Jaime Lowe’s “Mental” is an intimate read. It’s fitting, seeing as the book is a memoir detailing the author’s struggle with bipolar disorder. But Lowe’s sense of closeness is carefully crafted and realized. She pulls the reader in the old fashioned way: By telling her own story, starting with her first manic episode at the age of 17, up to the present day in her early forties, living in Brooklyn and working as a journalist.

Lowe was raised in Los Angeles and was a creative, opinionated, bright kid up until her senior year of high school when she “broke hard.” She was institutionalized at 17 and started taking lithium to stabilize her mood swings. Lowe documents the ups and downs of her illness since that point: her manic episodes, her depressions and all the moments in between that try to piece her life back together.

Lowe is the gifted kind of writer who pulls you in from the start. She makes it feel as though there’s no distance between the feeling and the language being used to describe it. When she writes about a manic episode, you feel the fluttering euphoria of it before ever putting together what exactly it is she’s talking about. She brings the readers inside the manic mind — all flights of fancy and grand delusions. She talks about feeling like a superhero, or like she had survived the apocalypse, but it’s a testament to Lowe’s skill as a writer that it never feels as though she’s explaining her mental state. She’s never didactic, but always brutally honest about the toll such an illness takes on her life.

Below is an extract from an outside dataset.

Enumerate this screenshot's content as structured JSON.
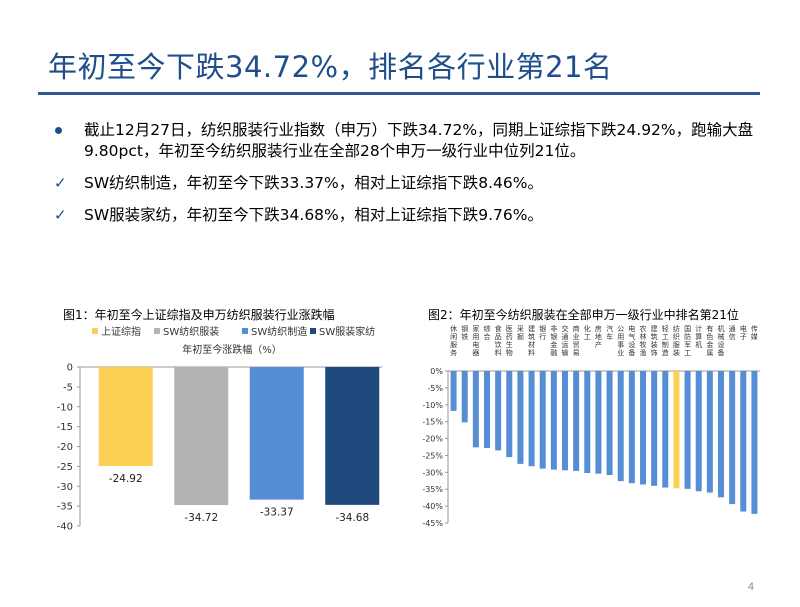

But “Mental” is brilliant for more reasons than just sheer technical skill. Lowe brings us into the very depths of her mind, but she constructs this intimacy carefully. Some moments are laid out in painstaking detail, and sometimes years pass by without a notice. This is on purpose: Her manic episodes are short in comparison to the scope of her life, but the damage they do to her life and relationships take years to clean up. Lowe spent almost a decade putting herself back together after an episode in her mid-20s resulted in poverty, a near marriage, several lost jobs and her house burning down. “I was feeling otherworldly,” she writes, “But not functioning in this world at all.”

The fallouts are described with devastating precision. She talks about her lifelong inability to trust any feelings of happiness, for fear they may develop into something more dangerous: “I was hyperaware of hyperactivity,” Lowe writes, “Of feeling too good, too complicated, too much.” Where she describes mania in increasingly flowery and complicated turns of phrase, there’s a heartbreaking simplicity to her depression. “It didn’t feel like I made an impact on anything at the time,” she says. “Sometimes I would just watch Seinfeld reruns quietly. Being me hurt.”

“Mental” is good for more than just a personal meditation on experience with mental illness. It’s also an in-depth history on the uses of lithium, and of mental illness — an attempt to grapple with the fact that lithium is a part of her, flowing in her veins and allowing her to function in the world for over 20 years. She contends that lithium is one of the oldest elements in the universe, one of the three created in the Big Bang. “Mental” makes the minutiae of the brain into a celestial body, and it’s all the more riveting for it. “It is everywhere in space, on earth, in me, on me,” she writes of the lithium.

Jaime Lowe uses this massive, all-encompassing framework to take her readers through the highs and lows of an illness, a mindset, a life. And as a result, it’s a beautiful book — honest and clear, funny and sad, painful to read at times and gorgeous at others. “Mental” is full of brilliant insights and self-awareness. But at its heart, beyond the skill in its construction, beyond the clever quips and well-researched asides, it’s a story that garners empathy. And that’s when stories are at their best.